Я почувствовал, что совершил оплошность, сболтнув то, что Виктор мог и не знать о своем знакомце. Боясь, как бы не сделать и еще глупость, я сказал:
— А хорошо получится, если я вдруг приду? Такая встреча может быть для него неприятна.
— Вся эта история ему дорого обошлась, — сказал Виктор. — В конце концов он вырос честным человеком, но в нем живет чувство вины и какая-то неуверенность в себе. Хотелось бы, чтоб он убедился, что его детской ошибке сейчас значения уже никто не придает, что все это осталось в прошлом. Когда его мать узнала, что мы вместе учимся, то просила затащить тебя к ним. Она, кажется, знает твоего отца и тебя, кажется, где-то видала.
Мы поднялись на второй этаж и очутились в квартире, напоминавшей нашу бывшую квартиру на Марино-Благовещенской улице, но более обжитую, где каждая вещь как бы срослась со стенами и что-то говорила о ее хозяевах. Я был до крайности удивлен, как мало могло измениться лицо восьмилетнего мальчишки, превратившегося в долговязого худощавого юношу, или, вернее было бы сказать, молодого человека. Хотя прошло больше десятка лет, я его сразу узнал. Тот же непокорный вихор на лбу. Те же светлые, почти неприметные на лице брови. Открытый взгляд приветливых серых глаз и робкая, привычная, словно застывшая на губах улыбка. Непривычны были только его большие, подвижные, как у музыканта, руки и острые, худые коленки, обрисовывавшиеся под материей брюк, когда он сидел на низком кресле.
Разговор завязался так, будто мы расстались только вчера. Я расспрашивал о морях и странах, где ему пришлось побывать. Он рассказывал скромно, без того превосходства, которое встречается у “старых морских волков” перед сухопутной крысой вроде меня, которая знает море только по учебнику географии да по романам Жюля Верна.

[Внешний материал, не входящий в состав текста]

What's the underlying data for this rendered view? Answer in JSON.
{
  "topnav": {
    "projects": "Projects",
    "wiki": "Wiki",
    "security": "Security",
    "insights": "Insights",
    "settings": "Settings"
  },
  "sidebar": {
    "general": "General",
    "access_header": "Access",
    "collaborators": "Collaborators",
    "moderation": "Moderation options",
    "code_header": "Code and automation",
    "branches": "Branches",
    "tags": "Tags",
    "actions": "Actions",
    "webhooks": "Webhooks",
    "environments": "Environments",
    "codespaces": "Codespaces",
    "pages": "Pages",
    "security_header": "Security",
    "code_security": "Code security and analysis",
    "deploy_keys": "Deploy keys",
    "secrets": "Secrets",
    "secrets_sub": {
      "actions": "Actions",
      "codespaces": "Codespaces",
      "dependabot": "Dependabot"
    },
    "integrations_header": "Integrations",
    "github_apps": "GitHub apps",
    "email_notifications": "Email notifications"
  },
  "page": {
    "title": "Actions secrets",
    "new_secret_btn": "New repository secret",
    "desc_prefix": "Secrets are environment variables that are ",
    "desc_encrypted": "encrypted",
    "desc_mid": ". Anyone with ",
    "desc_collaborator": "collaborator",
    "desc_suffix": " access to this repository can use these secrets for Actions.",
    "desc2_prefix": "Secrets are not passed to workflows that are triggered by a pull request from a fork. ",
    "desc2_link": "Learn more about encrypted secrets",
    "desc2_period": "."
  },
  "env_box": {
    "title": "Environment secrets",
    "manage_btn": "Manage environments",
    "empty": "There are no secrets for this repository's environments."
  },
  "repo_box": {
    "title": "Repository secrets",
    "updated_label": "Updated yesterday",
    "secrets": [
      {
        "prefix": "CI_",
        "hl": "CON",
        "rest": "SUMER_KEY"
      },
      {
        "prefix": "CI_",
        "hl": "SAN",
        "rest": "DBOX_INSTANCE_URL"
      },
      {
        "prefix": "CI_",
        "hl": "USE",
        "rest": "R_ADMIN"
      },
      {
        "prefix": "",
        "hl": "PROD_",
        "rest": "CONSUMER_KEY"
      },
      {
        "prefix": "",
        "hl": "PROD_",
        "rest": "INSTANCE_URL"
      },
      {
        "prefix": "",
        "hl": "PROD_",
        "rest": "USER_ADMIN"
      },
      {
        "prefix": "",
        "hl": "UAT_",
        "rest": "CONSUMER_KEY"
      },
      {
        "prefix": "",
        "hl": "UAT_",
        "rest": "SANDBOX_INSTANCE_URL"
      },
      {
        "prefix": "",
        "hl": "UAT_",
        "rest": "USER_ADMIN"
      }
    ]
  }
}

Я спросил, что он делает сейчас. Он сказал, что работает кочегаром на паровозе, в море уходить не собирается, так как хочет поступить на рабфак, но побаивается, что не одолеет алгебры.
Я ответил, что бояться нечего, так как я задумал снять учебный фильм: “Пять уроков алгебры для отстающих или непонимающих”.
— Так это еще жди, когда ты снимешь, — ответил он.
— Ждать не надо. Я тебе расскажу содержание, и ты все поймешь.
В это время в комнату вошла женщина. Мне показалось, что я ее уже где-то видел. Виктор сказал:
— Мария Гавриловна, это Коля Носов.
Приветливо улыбнувшись и протянув мне руку, она сказала:
— Мы, кажется, с Николаем Николаевичем уже немножко знакомы. Вы помните?..
— Я помню чудное мгновенье, — ответил я, сразу вспомнив обстоятельства нашей встречи, как только услышал ее голос.
А обстоятельства были такие. Я смотрел концерт из-за кулис, куда меня привел отец лет десять назад. На сцене артист, которому я от души желал провалиться под пол, старательно исполнял романс Глинки на слова Пушкина “Я помню чудное мгновенье…”. В это время в противоположной кулисе появилась молодая красивая женщина… та, которая сейчас стояла передо мной. Услыхав мой ответ, она залилась счастливым смехом и сказала:
— Я вижу, вы точно помните. А я правда была тогда хороша собой?
— Вы и сейчас не хуже, — ответил я.
— Вы дамский угодник! — продолжая смеяться, сказала она. — А тогда смотрели на меня волчонком. Вы были такой хорошенький маленький гимназистик, и мне так хотелось приласкать вас!